[Comment] EU must agree to 30% cuts to emissions now
JEREMY HOBBS
10.12.2008 @ 17:41 CET
EUOBSERVER / COMMENT - The credit crunch has shown that European leaders can take swift, decisive and collective action when they need to, and rightly so: Millions of jobs are at stake.
But as politicians busy themselves saving banks, cutting taxes and slashing interest rates, a greater storm looms. Averting this crisis will require an even greater demonstration of concerted action. And they are set to fluff it.
The climate crisis is already destroying millions of livelihoods (Photo: German presidency 2007)
The climate crisis is already destroying millions of livelihoods. Vulnerable communities are struggling to cope with a four-fold increase in the number of natural disasters – cyclones, droughts and floods – in a decade. In Haiti, one of the poorest countries in the world, people were recently forced to live through three hurricanes in as many weeks.
Behind these headlines are millions of unheralded everyday tragedies: women forced to walk further to find water for their children; farmers having to guess when best to plant their seeds only for them to be washed away by unpredictably heavy rains; children pulled from school to raise extra money for families unable to cope.
Climate change constitutes a gross violation of universal human rights. Millions of poor people's basic rights to life, security, food, water, health and shelter are being violated with increasing frequency and severity as global warming gathers pace.
Although climate change is primarily a problem for the poor, it is not a problem of the poor. Responsibility lies with industrialised countries, such as those of the EU that got rich by burning fossil fuels over the last century, raising CO2 to today's levels.
Through their historic and continued emissions these countries are effectively committing the greatest systematic violation of human rights in history.
This places two principal obligations upon EU Member States. First, they must stop the violations by cutting their domestic greenhouse gas emissions by at least 30% percent by 2020 to avoid runaway climate change. Second, they must help the victims of climate change to adapt with impact that are now already unavoidable: Oxfam estimates that at least €40 billion a year is needed.
Empty-handed in Poznan
But member states are shirking their responsibilities. Europe has sent its delegation to the UN Climate Conference in Poznan empty-handed.
In Brussels, the much trumpeted climate and energy Package, supposed to cement Europe's position as a global leader on climate change, appears likely to fail to deliver on either obligation.
Take adaptation. In October, MEPs voted that half the revenues from the EU-wide auctioning of carbon permits be earmarked for developing countries.
This was a win-win proposition – new money in amounts big enough to match the scale needed, potentially €75bn a year by 2020. It's also fair, targeting Europe's largest and dirtiest industries.

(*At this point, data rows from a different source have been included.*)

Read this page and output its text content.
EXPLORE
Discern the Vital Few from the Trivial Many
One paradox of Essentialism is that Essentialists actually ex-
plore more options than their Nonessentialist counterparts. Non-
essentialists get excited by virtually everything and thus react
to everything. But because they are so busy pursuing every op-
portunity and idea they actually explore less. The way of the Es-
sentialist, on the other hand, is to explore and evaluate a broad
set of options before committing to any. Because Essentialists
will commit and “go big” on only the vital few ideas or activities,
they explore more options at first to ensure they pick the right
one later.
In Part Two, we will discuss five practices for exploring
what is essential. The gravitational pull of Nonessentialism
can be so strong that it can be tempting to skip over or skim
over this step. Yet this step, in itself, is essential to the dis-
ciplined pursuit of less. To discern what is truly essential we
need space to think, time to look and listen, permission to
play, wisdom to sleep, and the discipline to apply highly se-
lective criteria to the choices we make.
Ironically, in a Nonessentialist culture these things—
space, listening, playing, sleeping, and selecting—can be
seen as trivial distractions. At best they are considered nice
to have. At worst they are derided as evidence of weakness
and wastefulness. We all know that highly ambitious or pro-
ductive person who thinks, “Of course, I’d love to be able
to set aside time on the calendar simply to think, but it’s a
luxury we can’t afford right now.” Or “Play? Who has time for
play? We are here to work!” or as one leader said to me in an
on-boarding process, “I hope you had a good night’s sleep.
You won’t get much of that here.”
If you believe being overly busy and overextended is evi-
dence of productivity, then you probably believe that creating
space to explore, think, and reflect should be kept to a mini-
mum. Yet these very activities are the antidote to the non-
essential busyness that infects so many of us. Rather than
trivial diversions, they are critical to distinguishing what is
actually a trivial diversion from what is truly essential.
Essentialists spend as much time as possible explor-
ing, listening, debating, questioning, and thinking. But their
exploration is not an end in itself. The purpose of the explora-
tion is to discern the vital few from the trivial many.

But member sates are now baulking at this, trying to do away with the "polluter pays" principle so that industries will receive more permits for free. This would put money straight into the pockets of big business.

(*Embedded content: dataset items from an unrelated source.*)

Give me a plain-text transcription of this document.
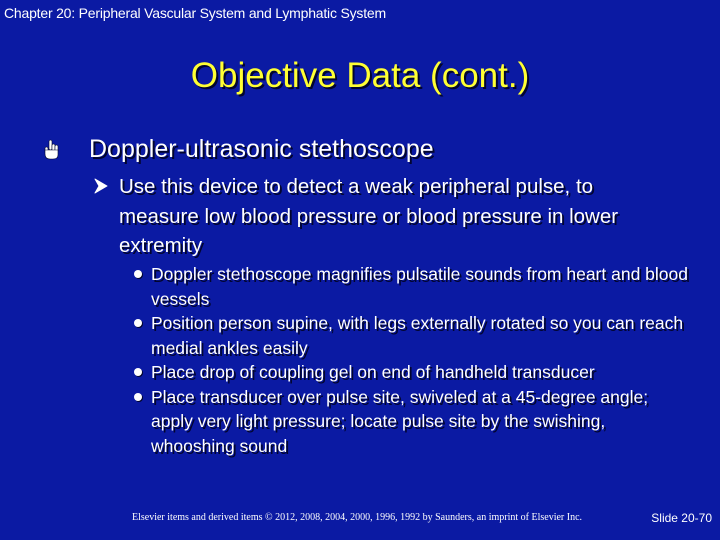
Chapter 20: Peripheral Vascular System and Lymphatic System
Objective Data (cont.)
Doppler-ultrasonic stethoscope
Use this device to detect a weak peripheral pulse, to measure low blood pressure or blood pressure in lower extremity
Doppler stethoscope magnifies pulsatile sounds from heart and blood vessels
Position person supine, with legs externally rotated so you can reach medial ankles easily
Place drop of coupling gel on end of handheld transducer
Place transducer over pulse site, swiveled at a 45-degree angle; apply very light pressure; locate pulse site by the swishing, whooshing sound
Elsevier items and derived items © 2012, 2008, 2004, 2000, 1996, 1992 by Saunders, an imprint of Elsevier Inc.	Slide 20-70
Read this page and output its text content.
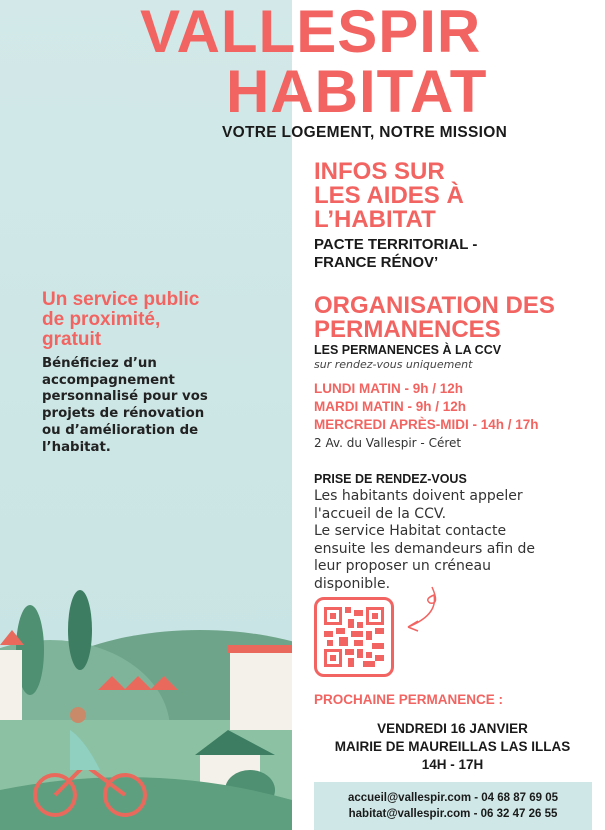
VALLESPIR
HABITAT
VOTRE LOGEMENT, NOTRE MISSION
Un service public
de proximité,
gratuit
Bénéficiez d’un
accompagnement
personnalisé pour vos
projets de rénovation
ou d’amélioration de
l’habitat.
INFOS SUR
LES AIDES À
L’HABITAT
PACTE TERRITORIAL -
FRANCE RÉNOV’
ORGANISATION DES
PERMANENCES
LES PERMANENCES À LA CCV
sur rendez-vous uniquement
LUNDI MATIN - 9h / 12h
MARDI MATIN - 9h / 12h
MERCREDI APRÈS-MIDI - 14h / 17h
2 Av. du Vallespir - Céret
PRISE DE RENDEZ-VOUS
Les habitants doivent appeler
l'accueil de la CCV.
Le service Habitat contacte
ensuite les demandeurs afin de
leur proposer un créneau
disponible.
PROCHAINE PERMANENCE :
VENDREDI 16 JANVIER
MAIRIE DE MAUREILLAS LAS ILLAS
14H - 17H
accueil@vallespir.com - 04 68 87 69 05
habitat@vallespir.com - 06 32 47 26 55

So much for fair and just compensation. What of cutting emissions? Here the member states propose a cut of 20 percent by 2020 – which in itself is not enough to avoid serious climate change – to 30 percent if an appropriate international deal is struck.
But it is unclear exactly how the change in target would be triggered, and saying "I will if you will" is not leadership. Meanwhile, by seeking to water down compliance mechanisms and allowances to "buy in" the bulk of emissions savings from overseas rather than cut-back emissions domestically, member states are showing they have little appetite for making the cuts themselves.
Dropping biofuel targets
Some of the EU's proposals risk making things even worse, such as its target for 10 percent of transport energy coming from biofuels by 2020.

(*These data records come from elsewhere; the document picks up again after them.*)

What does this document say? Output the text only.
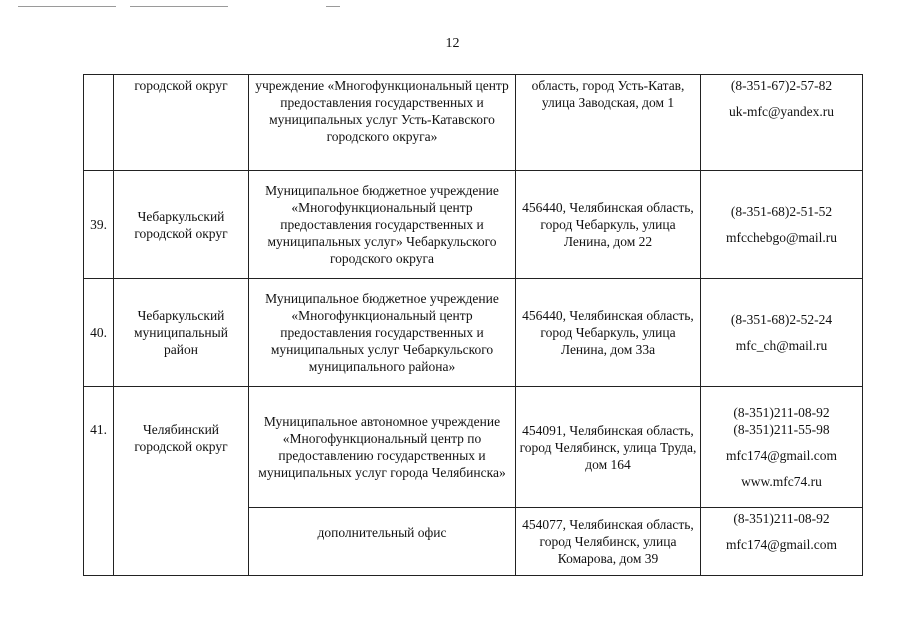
12
	городской округ	учреждение «Многофункциональный центр предоставления государственных и муниципальных услуг Усть-Катавского городского округа»	область, город Усть-Катав, улица Заводская, дом 1	(8-351-67)2-57-82
uk-mfc@yandex.ru

39.	Чебаркульский городской округ	Муниципальное бюджетное учреждение «Многофункциональный центр предоставления государственных и муниципальных услуг» Чебаркульского городского округа	456440, Челябинская область, город Чебаркуль, улица Ленина, дом 22	(8-351-68)2-51-52
mfcchebgo@mail.ru

40.	Чебаркульский муниципальный район	Муниципальное бюджетное учреждение «Многофункциональный центр предоставления государственных и муниципальных услуг Чебаркульского муниципального района»	456440, Челябинская область, город Чебаркуль, улица Ленина, дом 33а	(8-351-68)2-52-24
mfc_ch@mail.ru

41.	Челябинский городской округ	Муниципальное автономное учреждение «Многофункциональный центр по предоставлению государственных и муниципальных услуг города Челябинска»	454091, Челябинская область, город Челябинск, улица Труда, дом 164	(8-351)211-08-92
(8-351)211-55-98
mfc174@gmail.com
www.mfc74.ru

		дополнительный офис	454077, Челябинская область, город Челябинск, улица Комарова, дом 39	(8-351)211-08-92
mfc174@gmail.com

The World Bank estimates that US and EU biofuel policies were responsible for as much as three quarters of the recent spike in food prices. This crisis pushed more than 100 million people into poverty and in one year cost developing countries more than three times what they received in aid.
If the bank is correct, then this policy in itself would constitute a gross violation of the right to food. But efforts (again from the European Parliament) to protect universal human rights, including the right to food, have been rejected out-of-hand by member states.
They say that these would be too burdensome upon industry. Meanwhile, scientific research has thrown into doubt the entire idea that biofuels would offer any net greenhouse gas benefits in the first place.
What they do offer is a pork barrel, with industry licking its lips at the prospect of billions of euros in subsidies and guaranteed markets propped-up by tariffs and blending mandates.
Climate change poses the single greatest threat to human rights we have ever seen. Decisive and rapid action is needed from the meeting of European premiers and presidents this week [subs: Dec 11-12]. They must place the rights of people rather than the interests of big business at the heart of policy making.
They must acknowledge their share of the blame, agree policies that will bring these violations to a quick end, and help those while there is still a chance.
This means committing to at least 30 percent cuts in domestic emissions by 2020, auctioning of all emissions permits, and using the revenues to fund adaptation and low carbon development in the South.
It means dropping biofuel targets that place the land rights and human rights of vulnerable communities at risk whilst offering only illusory greenhouse gas savings.
It's still not too late, but it's getting very close.